The crisis has already unleashed the most violent passions not among the politicians, who have maintained an uneasy unity, but among the commentating classes, as much in this country as in the United States; perhaps more so. Most of them have not heard a shot fired in anger or, indeed, at all, and are in no danger of finding themselves in this uncomfortable position. Those columnists who have taken the Queen's Shilling include William Deedes, Anthony Howard, Richard Ingrams, Paul Johnson, William Keegan, Michael Parkinson, William Rees-Mogg, Donald Trelford, Keith Waterhouse and myself. Lord Deedes apart, what a shower! If I have omitted anyone, I apologise. Senior politicians are even thinner on the ground, Mr Iain Duncan Smith virtually the sole exception. I am not asserting that a period of military service is a necessary condition either of making war or of writing about it. I think it may help, that is all.

At times like this, politicians seize the opportunity of doing what they always wanted to do but were afraid to try. An example is Mr David Blunkett with his identity cards. Oddly enough, as a libertarian I am not opposed to them. For one thing, we most of us carry around numerous pieces of plastic anyway. And, for another, the habit is growing – with banks, building societies, postal delivery services – of demanding as a means of identification a driving licence or a passport. Nothing else will serve. A passport can be withdrawn on the whim of a minister; nor is there any right to one in the first place. In this respect an identity card would be an improvement. No doubt there would be a brisk industry forging them. But for the law-abiding citizen they would be a convenience.

As for that supposedly knockdown question: What would you do? I will tell you. I would discover the perpetrators of the outrage, or, rather, those behind them, for the principals in the first degree have all gone to meet those 72 virgins in the sky. I would put them on trial, either in a neutral country or even in the US. I could never understand why the originators of the Lockerbie crash could not have been tried under Scots law in Edinburgh.

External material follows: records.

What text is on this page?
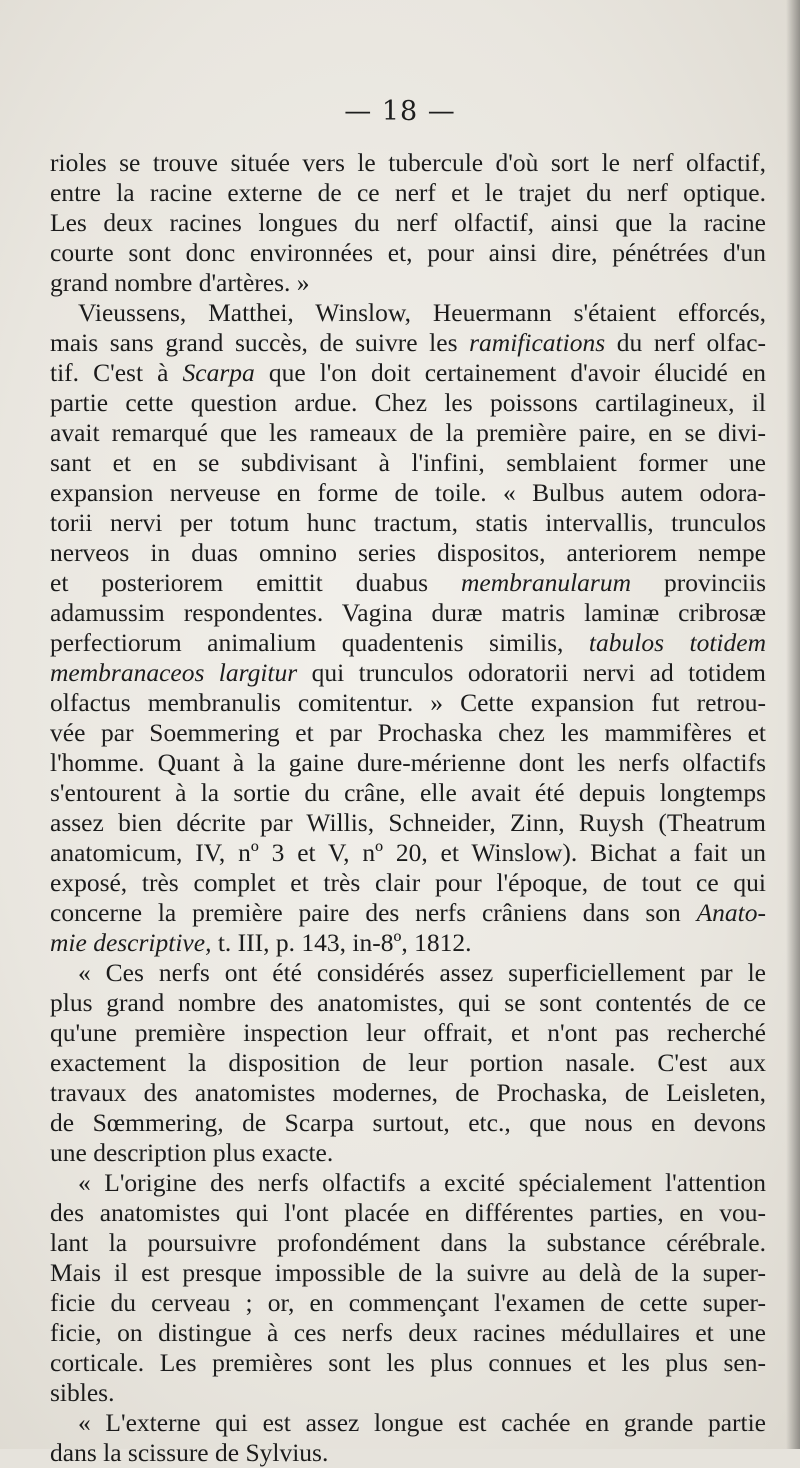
— 18 —
rioles se trouve située vers le tubercule d'où sort le nerf olfactif,
entre la racine externe de ce nerf et le trajet du nerf optique.
Les deux racines longues du nerf olfactif, ainsi que la racine
courte sont donc environnées et, pour ainsi dire, pénétrées d'un
grand nombre d'artères. »
Vieussens, Matthei, Winslow, Heuermann s'étaient efforcés,
mais sans grand succès, de suivre les ramifications du nerf olfac-
tif. C'est à Scarpa que l'on doit certainement d'avoir élucidé en
partie cette question ardue. Chez les poissons cartilagineux, il
avait remarqué que les rameaux de la première paire, en se divi-
sant et en se subdivisant à l'infini, semblaient former une
expansion nerveuse en forme de toile. « Bulbus autem odora-
torii nervi per totum hunc tractum, statis intervallis, trunculos
nerveos in duas omnino series dispositos, anteriorem nempe
et posteriorem emittit duabus membranularum provinciis
adamussim respondentes. Vagina duræ matris laminæ cribrosæ
perfectiorum animalium quadentenis similis, tabulos totidem
membranaceos largitur qui trunculos odoratorii nervi ad totidem
olfactus membranulis comitentur. » Cette expansion fut retrou-
vée par Soemmering et par Prochaska chez les mammifères et
l'homme. Quant à la gaine dure-mérienne dont les nerfs olfactifs
s'entourent à la sortie du crâne, elle avait été depuis longtemps
assez bien décrite par Willis, Schneider, Zinn, Ruysh (Theatrum
anatomicum, IV, nº 3 et V, nº 20, et Winslow). Bichat a fait un
exposé, très complet et très clair pour l'époque, de tout ce qui
concerne la première paire des nerfs crâniens dans son Anato-
mie descriptive, t. III, p. 143, in-8º, 1812.
« Ces nerfs ont été considérés assez superficiellement par le
plus grand nombre des anatomistes, qui se sont contentés de ce
qu'une première inspection leur offrait, et n'ont pas recherché
exactement la disposition de leur portion nasale. C'est aux
travaux des anatomistes modernes, de Prochaska, de Leisleten,
de Sœmmering, de Scarpa surtout, etc., que nous en devons
une description plus exacte.
« L'origine des nerfs olfactifs a excité spécialement l'attention
des anatomistes qui l'ont placée en différentes parties, en vou-
lant la poursuivre profondément dans la substance cérébrale.
Mais il est presque impossible de la suivre au delà de la super-
ficie du cerveau ; or, en commençant l'examen de cette super-
ficie, on distingue à ces nerfs deux racines médullaires et une
corticale. Les premières sont les plus connues et les plus sen-
sibles.
« L'externe qui est assez longue est cachée en grande partie
dans la scissure de Sylvius.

Despite the present – perfectly understandable – atmosphere there, the United States lives by the law as does no other nation on this planet.

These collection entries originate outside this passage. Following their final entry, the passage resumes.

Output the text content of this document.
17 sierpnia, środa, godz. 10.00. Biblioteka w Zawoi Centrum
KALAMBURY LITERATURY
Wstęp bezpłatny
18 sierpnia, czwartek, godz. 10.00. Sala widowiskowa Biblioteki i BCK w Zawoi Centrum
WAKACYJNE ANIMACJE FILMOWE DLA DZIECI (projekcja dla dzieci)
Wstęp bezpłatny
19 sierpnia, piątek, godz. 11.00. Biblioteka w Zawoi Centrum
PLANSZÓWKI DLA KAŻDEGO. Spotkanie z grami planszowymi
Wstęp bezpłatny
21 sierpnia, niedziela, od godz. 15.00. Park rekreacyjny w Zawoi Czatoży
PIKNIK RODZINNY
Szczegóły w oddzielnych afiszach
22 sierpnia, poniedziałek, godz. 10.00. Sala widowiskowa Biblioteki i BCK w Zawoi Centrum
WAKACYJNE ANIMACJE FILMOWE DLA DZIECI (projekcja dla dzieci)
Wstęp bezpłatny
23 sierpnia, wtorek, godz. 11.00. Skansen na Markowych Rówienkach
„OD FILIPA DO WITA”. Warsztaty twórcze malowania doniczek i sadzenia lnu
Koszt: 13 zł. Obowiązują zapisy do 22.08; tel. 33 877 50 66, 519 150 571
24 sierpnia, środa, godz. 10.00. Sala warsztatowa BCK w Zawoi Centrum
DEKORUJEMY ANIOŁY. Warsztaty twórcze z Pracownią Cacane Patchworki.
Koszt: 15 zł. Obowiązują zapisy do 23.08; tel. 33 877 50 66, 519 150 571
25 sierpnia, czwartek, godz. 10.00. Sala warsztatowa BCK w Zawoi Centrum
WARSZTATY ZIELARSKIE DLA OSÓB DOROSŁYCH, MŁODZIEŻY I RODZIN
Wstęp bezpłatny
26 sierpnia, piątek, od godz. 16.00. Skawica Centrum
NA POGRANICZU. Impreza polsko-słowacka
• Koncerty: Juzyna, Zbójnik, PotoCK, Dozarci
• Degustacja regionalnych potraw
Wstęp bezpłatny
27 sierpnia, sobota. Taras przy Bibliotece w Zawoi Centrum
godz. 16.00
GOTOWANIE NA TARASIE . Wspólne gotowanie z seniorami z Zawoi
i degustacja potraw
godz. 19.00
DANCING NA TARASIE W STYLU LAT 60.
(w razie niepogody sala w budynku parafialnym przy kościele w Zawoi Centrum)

Unfortunately the US also believes in capital punishment. The other Western members of the alliance do not. Indeed, from time to time they issue declarations stating that it is a deprivation of human rights. No one, as far as I know, has yet considered this difficulty. But alas, I expect the outcome to be far messier, when the question of whether Mr bin Laden should or should not be executed will be of theoretical interest merely.